4. Expending one-time funds for ongoing programs.

  • In 2021 and 2023, Democrats drained $2.3 billion from the state’s Rainy-Day Fund and used the money to fund new, ongoing state programs.
  • The state distributed over $11 billion in federal COVID stimulus funds to state agencies and school districts, which was used to create or expand programs that now have to be supported by state tax dollars.

5. Failed programs.

  • Right now, state budget writers have a “fund it and forget it” mentality, where programs are funded indefinitely with no review of whether they are achieving their expected outcomes.
  • For example, in 2006, an independent audit found the state was operating a program with a negative benefit-cost ratio and zero percent odds of achieving a positive outcome.[5] The state could have saved $50 million if it had repealed this program when the audit was published.

6. Member earmarks.

  • Earmarks have become increasingly common and expensive, some of which were adopted decades ago. While spending on “pet projects” is generally well intended, costs snowball quickly and often lead to wasteful spending with little to no oversight.

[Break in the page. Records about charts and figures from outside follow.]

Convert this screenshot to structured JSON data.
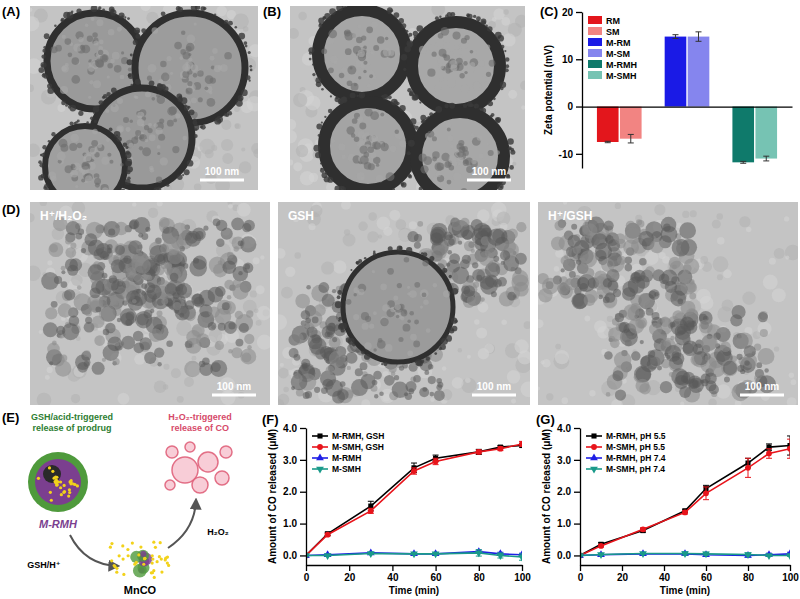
{
  "figure": {
    "panel_A": {
      "label": "(A)",
      "scale_bar": "100 nm"
    },
    "panel_B": {
      "label": "(B)",
      "scale_bar": "100 nm"
    },
    "panel_D": {
      "label": "(D)",
      "images": [
        {
          "caption": "H⁺/H₂O₂",
          "scale_bar": "100 nm"
        },
        {
          "caption": "GSH",
          "scale_bar": "100 nm"
        },
        {
          "caption": "H⁺/GSH",
          "scale_bar": "100 nm"
        }
      ]
    },
    "panel_E": {
      "label": "(E)",
      "left_caption": [
        "GSH/acid-triggered",
        "release of prodrug"
      ],
      "right_caption": [
        "H₂O₂-triggered",
        "release of CO"
      ],
      "particle": "M-RMH",
      "product": "MnCO",
      "arrow_1": "GSH/H⁺",
      "arrow_2": "H₂O₂"
    }
  },
  "chart_data": [
    {
      "type": "bar",
      "title": "(C)",
      "y_label": "Zeta potential (mV)",
      "categories": [
        null,
        null,
        null
      ],
      "series": [
        {
          "name": "RM",
          "color": "#e3161c",
          "values": [
            -7.5,
            null,
            null
          ],
          "errors": [
            0.15,
            null,
            null
          ]
        },
        {
          "name": "SM",
          "color": "#f28482",
          "values": [
            -6.8,
            null,
            null
          ],
          "errors": [
            0.9,
            null,
            null
          ]
        },
        {
          "name": "M-RM",
          "color": "#1a1ae6",
          "values": [
            null,
            14.8,
            null
          ],
          "errors": [
            null,
            0.4,
            null
          ]
        },
        {
          "name": "M-SM",
          "color": "#8585ee",
          "values": [
            null,
            14.8,
            null
          ],
          "errors": [
            null,
            1.0,
            null
          ]
        },
        {
          "name": "M-RMH",
          "color": "#0f7a6b",
          "values": [
            null,
            null,
            -11.8
          ],
          "errors": [
            null,
            null,
            0.2
          ]
        },
        {
          "name": "M-SMH",
          "color": "#76c3b3",
          "values": [
            null,
            null,
            -11.0
          ],
          "errors": [
            null,
            null,
            0.5
          ]
        }
      ],
      "ylim": [
        -13,
        20
      ],
      "yticks": [
        -10,
        0,
        10,
        20
      ],
      "legend": "upper-left",
      "tick_labels": "y"
    },
    {
      "type": "line",
      "title": "(F)",
      "x_label": "Time (min)",
      "y_label": "Amount of CO released (μM)",
      "x": [
        0,
        10,
        30,
        50,
        60,
        80,
        90,
        100
      ],
      "series": [
        {
          "name": "M-RMH, GSH",
          "color": "#000000",
          "marker": "square",
          "values": [
            0,
            0.68,
            1.55,
            2.75,
            3.05,
            3.25,
            3.4,
            3.45
          ],
          "errors": [
            0.02,
            0.05,
            0.15,
            0.15,
            0.1,
            0.08,
            0.05,
            0.05
          ]
        },
        {
          "name": "M-SMH, GSH",
          "color": "#e8141b",
          "marker": "circle",
          "values": [
            0,
            0.65,
            1.4,
            2.65,
            2.95,
            3.25,
            3.35,
            3.5
          ],
          "errors": [
            0.02,
            0.04,
            0.08,
            0.1,
            0.1,
            0.06,
            0.06,
            0.08
          ]
        },
        {
          "name": "M-RMH",
          "color": "#1f1fe6",
          "marker": "triangle",
          "values": [
            0,
            0.02,
            0.08,
            0.05,
            0.05,
            0.12,
            0.05,
            0.02
          ],
          "errors": [
            0.02,
            0.03,
            0.02,
            0.03,
            0.03,
            0.05,
            0.05,
            0.05
          ]
        },
        {
          "name": "M-SMH",
          "color": "#1a9a8a",
          "marker": "triangle-down",
          "values": [
            0,
            0,
            0.06,
            0.05,
            0.05,
            0.08,
            0,
            -0.05
          ],
          "errors": [
            0.02,
            0.02,
            0.03,
            0.02,
            0.03,
            0.1,
            0.08,
            0.1
          ]
        }
      ],
      "xlim": [
        0,
        100
      ],
      "xticks": [
        0,
        20,
        40,
        60,
        80,
        100
      ],
      "ylim": [
        -0.3,
        4.0
      ],
      "yticks": [
        {
          "value": 0,
          "label": "0.0"
        },
        {
          "value": 1,
          "label": "1.0"
        },
        {
          "value": 2,
          "label": "2.0"
        },
        {
          "value": 3,
          "label": "3.0"
        },
        {
          "value": 4,
          "label": "4.0"
        }
      ],
      "legend": "upper-left"
    },
    {
      "type": "line",
      "title": "(G)",
      "x_label": "Time (min)",
      "y_label": "Amount of CO released (μM)",
      "x": [
        0,
        10,
        30,
        50,
        60,
        80,
        90,
        100
      ],
      "series": [
        {
          "name": "M-RMH, pH 5.5",
          "color": "#000000",
          "marker": "square",
          "values": [
            0,
            0.35,
            0.78,
            1.4,
            2.1,
            2.9,
            3.4,
            3.45
          ],
          "errors": [
            0.02,
            0.05,
            0.05,
            0.05,
            0.1,
            0.15,
            0.1,
            0.3
          ]
        },
        {
          "name": "M-SMH, pH 5.5",
          "color": "#e8141b",
          "marker": "circle",
          "values": [
            0,
            0.3,
            0.82,
            1.35,
            1.95,
            2.75,
            3.2,
            3.35
          ],
          "errors": [
            0.02,
            0.04,
            0.05,
            0.05,
            0.2,
            0.3,
            0.15,
            0.3
          ]
        },
        {
          "name": "M-RMH, pH 7.4",
          "color": "#1f1fe6",
          "marker": "triangle",
          "values": [
            0,
            0.02,
            0.05,
            0.05,
            0.02,
            0,
            0.02,
            0.05
          ],
          "errors": [
            0.02,
            0.03,
            0.02,
            0.05,
            0.05,
            0.05,
            0.05,
            0.05
          ]
        },
        {
          "name": "M-SMH, pH 7.4",
          "color": "#1a9a8a",
          "marker": "triangle-down",
          "values": [
            0,
            0.03,
            0.06,
            0.06,
            0.05,
            0.03,
            0,
            0
          ],
          "errors": [
            0.02,
            0.02,
            0.02,
            0.05,
            0.05,
            0.05,
            0.03,
            0.03
          ]
        }
      ],
      "xlim": [
        0,
        100
      ],
      "xticks": [
        0,
        20,
        40,
        60,
        80,
        100
      ],
      "ylim": [
        -0.3,
        4.0
      ],
      "yticks": [
        {
          "value": 0,
          "label": "0.0"
        },
        {
          "value": 1,
          "label": "1.0"
        },
        {
          "value": 2,
          "label": "2.0"
        },
        {
          "value": 3,
          "label": "3.0"
        },
        {
          "value": 4,
          "label": "4.0"
        }
      ],
      "legend": "upper-left"
    }
  ]
}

Budget Reforms: building a stronger economic future

State Democrat leaders have announced plans to address the multi-billion-dollar deficit with new taxes on jobs, innovation and employers. But instead of economy killing taxes, the state needs structural budget reforms. House and Senate Republicans are offering legislation to increase transparency and accountability to ensure taxpayer dollars are being spent wisely—not just being spent.

 

  • Reduce spending to sustainable levels.
  • Require regular zero-based budget reviews to identify programs that aren’t working. (HB 1225)
  • Implement performance-based spending requirements. (SB 5145)
  • Prioritize spending for essential services like education, healthcare and public safety. (HB 1225)
  • Reinstate a state spending limit. (SB 5151)
  • Budget to the official revenue forecast, not optimistic assumptions. (HB 1411)
  • Eliminate member earmarks that are more than five years old.
  • Reduce the quantity and frequency of nonessential agency reports.

 

[1] See OPR Overview of the State Operating Budget, January 15, 2025.

[2] The CBAs include $1.2 billion for state employee compensation, $1.8 billion for state and K-12 employee health benefits, and $1.1 billion in provider rate increases (for individual providers, adult family home providers, family child care providers, and language access providers).

[3] “State tax revenue” means revenue to the NGF-O Accounts which receive general state tax revenue (including sales tax, B&O tax, property tax, and REET) and are considered the state’s “flexible” accounts for spending purposes.

[4] Based on NGF-O revenue and spending for the adopted biennial budget conference report outlooks (2019-21, 2021-23, 2023-25).

[5] Washington State Institute for Public Policy, Intensive Family Preservation Services Report, updated December 2023.